Corresponds to the table concept in database management systems. When we created an indice, it created a type named “doc_” by default until version 6.0. And when we wanted to add a record to indice, we had to specify the type name. With version 6.0, the type is no longer created by default and we do not have to specify the type during the insert operation.
The data is divided into parts called shard and distributed to multiple servers. In this way, more I / O performance can be achieved by using more server resources.
multiple copies of data are stored using replica and this provides protection against data loss.
Note: We determine the number of replica and shard during indice creation. To better understand these concepts, I suggest you read the article “How to Create an Elasticsearch Indice using Kibana“.

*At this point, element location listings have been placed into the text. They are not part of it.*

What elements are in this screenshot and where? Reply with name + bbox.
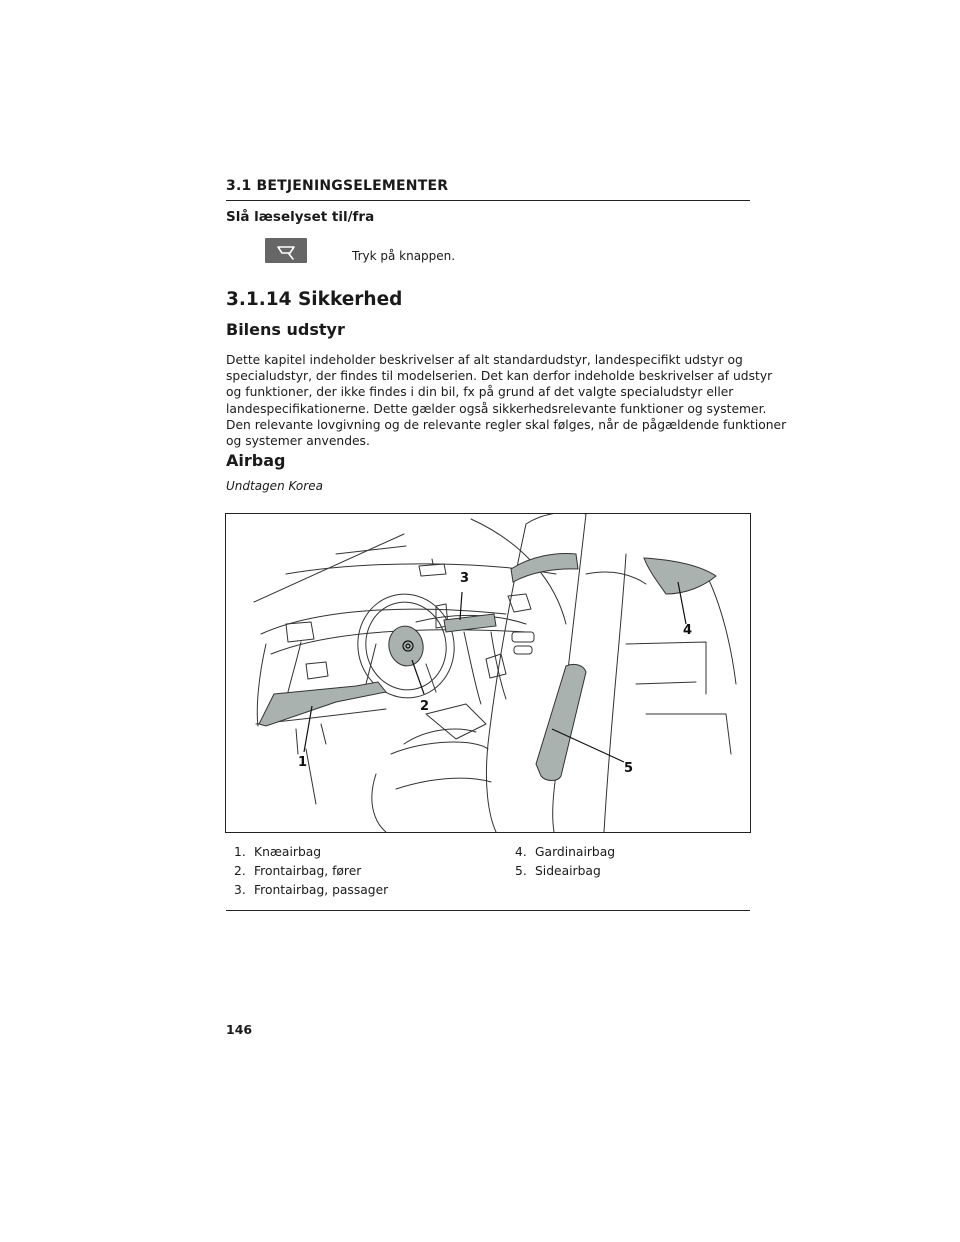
section-header: 3.1 BETJENINGSELEMENTER (226, 178, 750, 201)
callout-3: 3 (460, 571, 470, 586)
legend-label: Frontairbag, fører (254, 864, 362, 878)
legend-left (234, 843, 388, 900)
reading-light-instruction: Tryk på knappen. (352, 249, 456, 263)
legend-right (515, 843, 615, 881)
legend-item (515, 862, 615, 881)
airbag-figure (225, 513, 751, 833)
legend-number: 5. (515, 864, 527, 878)
legend-item (234, 881, 388, 900)
knee-airbag-shape (259, 682, 386, 726)
legend-item (234, 843, 388, 862)
legend-label: Sideairbag (535, 864, 601, 878)
legend-number: 4. (515, 845, 527, 859)
paragraph-line: Dette kapitel indeholder beskrivelser af alt standardudstyr, landespecifikt udstyr og (226, 353, 743, 367)
airbag-heading: Airbag (226, 451, 286, 470)
page-number: 146 (226, 1022, 253, 1037)
bottom-divider (226, 910, 750, 911)
curtain-airbag-shape (644, 558, 716, 594)
callout-1: 1 (298, 755, 308, 770)
airbag-illustration (226, 514, 750, 832)
legend-number: 3. (234, 883, 246, 897)
paragraph-line: specialudstyr, der findes til modelserien. Det kan derfor indeholde beskrivelser af udstyr (226, 369, 773, 384)
callout-5: 5 (624, 761, 634, 776)
legend-label: Gardinairbag (535, 845, 616, 859)
legend-label: Frontairbag, passager (254, 883, 389, 897)
equipment-paragraph (226, 352, 787, 449)
legend-item (234, 862, 388, 881)
callout-4: 4 (683, 623, 693, 638)
paragraph-line: landespecifikationerne. Dette gælder også sikkerhedsrelevante funktioner og systemer. (226, 401, 767, 416)
equipment-heading: Bilens udstyr (226, 320, 345, 339)
legend-number: 2. (234, 864, 246, 878)
legend-number: 1. (234, 845, 246, 859)
paragraph-line: og funktioner, der ikke findes i din bil, fx på grund af det valgte specialudstyr eller (226, 385, 734, 400)
reading-light-icon (265, 238, 307, 263)
legend-label: Knæairbag (254, 845, 322, 859)
paragraph-line: og systemer anvendes. (226, 434, 370, 449)
paragraph-line: Den relevante lovgivning og de relevante regler skal følges, når de pågældende funktioner (226, 417, 787, 432)
callout-2: 2 (420, 699, 430, 714)
reading-light-heading: Slå læselyset til/fra (226, 209, 375, 225)
section-title: 3.1.14 Sikkerhed (226, 289, 403, 310)
passenger-airbag-shape (444, 614, 496, 632)
legend-item (515, 843, 615, 862)
side-airbag-shape (536, 664, 586, 780)
airbag-note: Undtagen Korea (226, 479, 323, 493)
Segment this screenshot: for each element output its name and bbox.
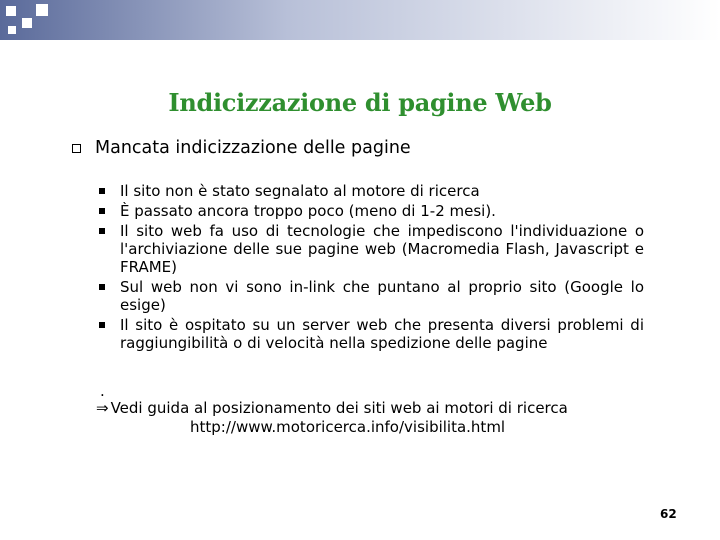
square-bullet-icon — [99, 322, 105, 328]
reference-link[interactable]: http://www.motoricerca.info/visibilita.html — [190, 418, 506, 436]
list-item-text: È passato ancora troppo poco (meno di 1-2 mesi). — [120, 202, 496, 220]
list-item-text: Sul web non vi sono in-link che puntano al proprio sito (Google lo esige) — [120, 278, 644, 314]
decorative-square — [8, 26, 16, 34]
decorative-header-band — [0, 0, 720, 40]
list-item-text: Il sito web fa uso di tecnologie che impediscono l'individuazione o l'archiviazione delle sue pagine web (Macromedia Flash, Javascript e FRAME) — [120, 222, 644, 276]
see-also-line — [96, 399, 568, 417]
see-also-text: Vedi guida al posizionamento dei siti web ai motori di ricerca — [110, 399, 568, 417]
stray-dot: . — [100, 382, 105, 400]
decorative-square — [36, 4, 48, 16]
list-item — [96, 182, 644, 200]
list-item — [96, 222, 644, 276]
list-item — [96, 202, 644, 220]
list-item-text: Il sito non è stato segnalato al motore di ricerca — [120, 182, 480, 200]
page-number: 62 — [660, 507, 677, 521]
hollow-square-bullet-icon — [72, 144, 81, 153]
square-bullet-icon — [99, 208, 105, 214]
main-bullet — [72, 138, 411, 158]
slide-title: Indicizzazione di pagine Web — [168, 88, 552, 117]
list-item-text: Il sito è ospitato su un server web che presenta diversi problemi di raggiungibilità o di velocità nella spedizione delle pagine — [120, 316, 644, 352]
decorative-square — [22, 18, 32, 28]
square-bullet-icon — [99, 188, 105, 194]
arrow-right-icon: ⇒ — [96, 399, 109, 417]
sub-bullet-list — [96, 182, 644, 354]
decorative-square — [6, 6, 16, 16]
square-bullet-icon — [99, 284, 105, 290]
list-item — [96, 316, 644, 352]
list-item — [96, 278, 644, 314]
square-bullet-icon — [99, 228, 105, 234]
main-bullet-text: Mancata indicizzazione delle pagine — [95, 138, 411, 158]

master nodes are servers that direct incoming requests to data nodes. They knows which Shard the requested data is in, and forward it to the respective shard for the purpose of reading the data. Also, master node decides which shard the data is written to when writing data to data nodes.
In some cases, we may want data to be transferred to certain data nodes. I will share the details of this process in the article “How to Create an Elasticsearch Indice using Kibana“.
Since the master node writes data to different nodes, I/O performance can increase when the data is read.
When you install multiple master nodes(There should be more than one master node in best practice. in general it is recommended to have 3 master nodes.), the master nodes will be active and active. If one of the master nodes is down, incoming requests are forwarded to the data nodes via the other master node.
Note: You can place the master nodes behind the load balancer and give the software developers virtual ip. Thus, when one of the nodes is down, the software developers do not need to change the connection string.
data nodes are servers where the data is stored and the queries are running. Therefore, you should consider this when determining Server Capacities. The actual load is on the data nodes, not on the master nodes.